Current AI language models that work with multiple languages often need a lot of computing power, which makes them expensive and hard to use. Also, there aren't many good AI models specifically designed for Korean language
What's the solution?
The researchers created Kanana, which uses clever techniques like carefully choosing training data, training the model in stages, and trimming unnecessary parts. They also fine-tuned the model to make it better at talking with people. The team made different versions of Kanana, from smaller ones with 2.1 billion parameters to bigger ones with 32.5 billion parameters
Why it matters?
This matters because it makes powerful AI language tools more accessible, especially for Korean language research. It could lead to better translation services, more natural chatbots, and other language technologies that work well in both Korean and English without needing super expensive computers. By making some versions of Kanana public, the researchers are helping other scientists improve language AI, particularly for Korean
Abstract
We introduce Kanana, a series of bilingual language models that demonstrate exceeding performance in Korean and competitive performance in English.
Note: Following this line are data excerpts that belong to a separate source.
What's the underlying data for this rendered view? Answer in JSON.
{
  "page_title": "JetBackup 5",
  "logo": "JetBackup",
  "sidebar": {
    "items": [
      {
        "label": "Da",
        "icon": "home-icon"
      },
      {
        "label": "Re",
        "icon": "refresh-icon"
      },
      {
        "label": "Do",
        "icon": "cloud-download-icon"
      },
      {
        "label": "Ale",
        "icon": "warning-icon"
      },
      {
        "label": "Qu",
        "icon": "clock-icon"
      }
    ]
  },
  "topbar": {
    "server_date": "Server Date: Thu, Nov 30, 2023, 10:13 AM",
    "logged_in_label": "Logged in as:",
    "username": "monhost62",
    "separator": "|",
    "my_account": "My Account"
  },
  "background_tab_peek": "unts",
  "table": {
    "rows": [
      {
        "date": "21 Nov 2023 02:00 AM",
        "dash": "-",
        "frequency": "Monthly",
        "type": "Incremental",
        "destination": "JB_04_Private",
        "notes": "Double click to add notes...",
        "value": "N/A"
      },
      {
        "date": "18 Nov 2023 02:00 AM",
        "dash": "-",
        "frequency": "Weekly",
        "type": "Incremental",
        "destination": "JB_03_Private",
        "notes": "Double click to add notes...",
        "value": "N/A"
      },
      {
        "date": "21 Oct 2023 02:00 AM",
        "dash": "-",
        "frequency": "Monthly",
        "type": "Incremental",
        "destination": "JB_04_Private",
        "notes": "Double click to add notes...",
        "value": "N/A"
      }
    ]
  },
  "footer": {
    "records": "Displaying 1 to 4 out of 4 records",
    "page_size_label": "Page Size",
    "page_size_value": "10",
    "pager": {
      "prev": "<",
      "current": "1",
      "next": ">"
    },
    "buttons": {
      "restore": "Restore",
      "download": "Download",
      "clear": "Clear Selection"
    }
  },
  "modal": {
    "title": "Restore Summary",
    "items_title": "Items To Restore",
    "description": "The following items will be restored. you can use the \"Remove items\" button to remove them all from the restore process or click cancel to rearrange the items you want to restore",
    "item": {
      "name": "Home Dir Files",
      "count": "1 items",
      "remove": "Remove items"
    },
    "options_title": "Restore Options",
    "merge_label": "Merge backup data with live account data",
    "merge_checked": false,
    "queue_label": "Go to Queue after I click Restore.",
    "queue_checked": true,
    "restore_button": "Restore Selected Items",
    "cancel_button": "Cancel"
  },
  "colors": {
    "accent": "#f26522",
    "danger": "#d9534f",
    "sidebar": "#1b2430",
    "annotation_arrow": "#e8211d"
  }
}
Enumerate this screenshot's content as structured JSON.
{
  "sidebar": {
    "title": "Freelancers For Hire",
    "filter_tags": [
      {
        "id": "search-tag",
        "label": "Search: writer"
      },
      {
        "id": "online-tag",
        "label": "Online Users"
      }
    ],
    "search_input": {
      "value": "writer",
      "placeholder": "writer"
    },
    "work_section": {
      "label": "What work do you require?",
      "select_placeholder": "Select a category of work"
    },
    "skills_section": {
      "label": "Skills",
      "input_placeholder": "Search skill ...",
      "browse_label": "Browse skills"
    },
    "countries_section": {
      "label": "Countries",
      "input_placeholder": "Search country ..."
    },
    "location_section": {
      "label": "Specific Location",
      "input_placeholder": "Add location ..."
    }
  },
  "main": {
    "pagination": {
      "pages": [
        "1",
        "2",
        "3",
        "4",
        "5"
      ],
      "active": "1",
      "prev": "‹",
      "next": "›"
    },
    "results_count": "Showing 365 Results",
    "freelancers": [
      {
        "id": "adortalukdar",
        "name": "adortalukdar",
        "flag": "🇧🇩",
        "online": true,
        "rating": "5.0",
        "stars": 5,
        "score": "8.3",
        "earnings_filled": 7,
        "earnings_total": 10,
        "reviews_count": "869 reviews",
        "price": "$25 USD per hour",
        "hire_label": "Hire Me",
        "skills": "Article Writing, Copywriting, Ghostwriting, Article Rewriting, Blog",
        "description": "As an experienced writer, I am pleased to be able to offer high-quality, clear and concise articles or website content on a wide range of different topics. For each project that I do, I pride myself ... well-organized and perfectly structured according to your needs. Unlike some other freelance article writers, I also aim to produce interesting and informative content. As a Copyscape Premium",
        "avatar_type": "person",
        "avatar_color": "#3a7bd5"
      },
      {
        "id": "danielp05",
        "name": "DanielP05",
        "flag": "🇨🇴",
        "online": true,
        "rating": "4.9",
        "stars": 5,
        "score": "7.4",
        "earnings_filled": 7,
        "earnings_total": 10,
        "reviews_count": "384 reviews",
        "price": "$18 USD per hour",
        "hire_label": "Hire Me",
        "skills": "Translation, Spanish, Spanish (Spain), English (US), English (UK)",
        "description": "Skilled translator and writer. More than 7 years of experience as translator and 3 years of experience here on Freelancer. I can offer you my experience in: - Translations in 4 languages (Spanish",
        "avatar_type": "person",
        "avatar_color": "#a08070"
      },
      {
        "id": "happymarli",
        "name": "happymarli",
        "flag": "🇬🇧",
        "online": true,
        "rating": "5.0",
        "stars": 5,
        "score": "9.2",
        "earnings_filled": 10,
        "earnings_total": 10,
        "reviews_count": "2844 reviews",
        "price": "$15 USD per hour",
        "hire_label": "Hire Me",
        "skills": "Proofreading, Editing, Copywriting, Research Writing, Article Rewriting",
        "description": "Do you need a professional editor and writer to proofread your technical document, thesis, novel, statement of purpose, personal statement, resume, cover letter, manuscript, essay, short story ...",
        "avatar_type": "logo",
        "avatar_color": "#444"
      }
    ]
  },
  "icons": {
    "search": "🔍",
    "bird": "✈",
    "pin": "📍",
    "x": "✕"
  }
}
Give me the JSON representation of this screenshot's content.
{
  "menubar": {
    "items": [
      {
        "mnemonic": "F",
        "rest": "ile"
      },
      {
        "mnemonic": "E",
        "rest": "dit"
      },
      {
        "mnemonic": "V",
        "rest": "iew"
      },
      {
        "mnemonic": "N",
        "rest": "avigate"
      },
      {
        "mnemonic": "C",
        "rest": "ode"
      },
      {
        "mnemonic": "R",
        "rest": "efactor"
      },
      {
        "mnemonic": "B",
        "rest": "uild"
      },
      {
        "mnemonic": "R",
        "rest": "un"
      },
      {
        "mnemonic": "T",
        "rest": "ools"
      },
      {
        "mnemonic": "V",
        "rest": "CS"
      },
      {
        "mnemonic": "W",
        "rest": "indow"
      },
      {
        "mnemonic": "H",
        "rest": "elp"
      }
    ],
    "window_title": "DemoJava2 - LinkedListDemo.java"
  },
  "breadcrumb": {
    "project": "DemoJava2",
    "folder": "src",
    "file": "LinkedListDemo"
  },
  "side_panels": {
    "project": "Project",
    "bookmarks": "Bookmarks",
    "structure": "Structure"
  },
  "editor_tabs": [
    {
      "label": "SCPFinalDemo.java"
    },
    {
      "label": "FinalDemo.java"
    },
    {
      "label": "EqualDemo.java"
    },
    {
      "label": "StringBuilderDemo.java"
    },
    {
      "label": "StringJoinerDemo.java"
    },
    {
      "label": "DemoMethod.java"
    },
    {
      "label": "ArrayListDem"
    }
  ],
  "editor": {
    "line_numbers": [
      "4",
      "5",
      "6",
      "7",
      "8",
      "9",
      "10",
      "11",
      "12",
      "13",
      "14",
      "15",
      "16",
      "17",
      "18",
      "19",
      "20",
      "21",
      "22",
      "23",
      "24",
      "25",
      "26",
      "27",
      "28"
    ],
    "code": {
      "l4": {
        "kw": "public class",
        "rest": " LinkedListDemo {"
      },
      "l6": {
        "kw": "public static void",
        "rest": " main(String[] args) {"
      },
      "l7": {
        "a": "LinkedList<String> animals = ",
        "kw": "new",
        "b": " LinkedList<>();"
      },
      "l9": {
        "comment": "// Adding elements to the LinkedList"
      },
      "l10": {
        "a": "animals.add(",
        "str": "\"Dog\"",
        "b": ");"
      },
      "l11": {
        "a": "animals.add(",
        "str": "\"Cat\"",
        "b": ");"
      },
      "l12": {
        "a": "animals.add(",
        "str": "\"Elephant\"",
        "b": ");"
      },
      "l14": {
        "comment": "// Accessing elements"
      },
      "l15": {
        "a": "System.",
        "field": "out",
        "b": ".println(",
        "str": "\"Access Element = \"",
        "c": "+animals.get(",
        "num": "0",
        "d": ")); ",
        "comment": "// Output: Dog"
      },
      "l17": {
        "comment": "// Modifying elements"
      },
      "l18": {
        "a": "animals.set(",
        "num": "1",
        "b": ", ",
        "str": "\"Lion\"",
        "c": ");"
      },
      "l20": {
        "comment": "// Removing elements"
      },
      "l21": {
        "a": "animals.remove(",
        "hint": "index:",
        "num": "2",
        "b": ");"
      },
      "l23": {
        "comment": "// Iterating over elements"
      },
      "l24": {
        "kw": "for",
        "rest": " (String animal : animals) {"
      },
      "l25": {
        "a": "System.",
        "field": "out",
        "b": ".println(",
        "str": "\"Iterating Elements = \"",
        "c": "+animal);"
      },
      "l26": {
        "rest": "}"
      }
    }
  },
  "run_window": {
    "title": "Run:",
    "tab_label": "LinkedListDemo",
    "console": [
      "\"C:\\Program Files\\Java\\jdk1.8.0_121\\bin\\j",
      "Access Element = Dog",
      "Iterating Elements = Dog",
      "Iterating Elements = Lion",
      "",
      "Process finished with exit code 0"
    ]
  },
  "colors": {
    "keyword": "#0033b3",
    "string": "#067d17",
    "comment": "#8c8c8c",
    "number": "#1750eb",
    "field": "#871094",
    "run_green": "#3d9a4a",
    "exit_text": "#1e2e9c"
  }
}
The computational cost of Kanana is significantly lower than that of state-of-the-art models of similar size. The report details the techniques employed during pre-training to achieve compute-efficient yet competitive models, including high quality data filtering, staged pre-training, depth up-scaling, and pruning and distillation. Furthermore, the report outlines the methodologies utilized during the post-training of the Kanana models, encompassing supervised fine-tuning and preference optimization, aimed at enhancing their capability for seamless interaction with users. Lastly, the report elaborates on plausible approaches used for language model adaptation to specific scenarios, such as embedding, retrieval augmented generation, and function calling. The Kanana model series spans from 2.1B to 32.5B parameters with 2.1B models (base, instruct, embedding) publicly released to promote research on Korean language models.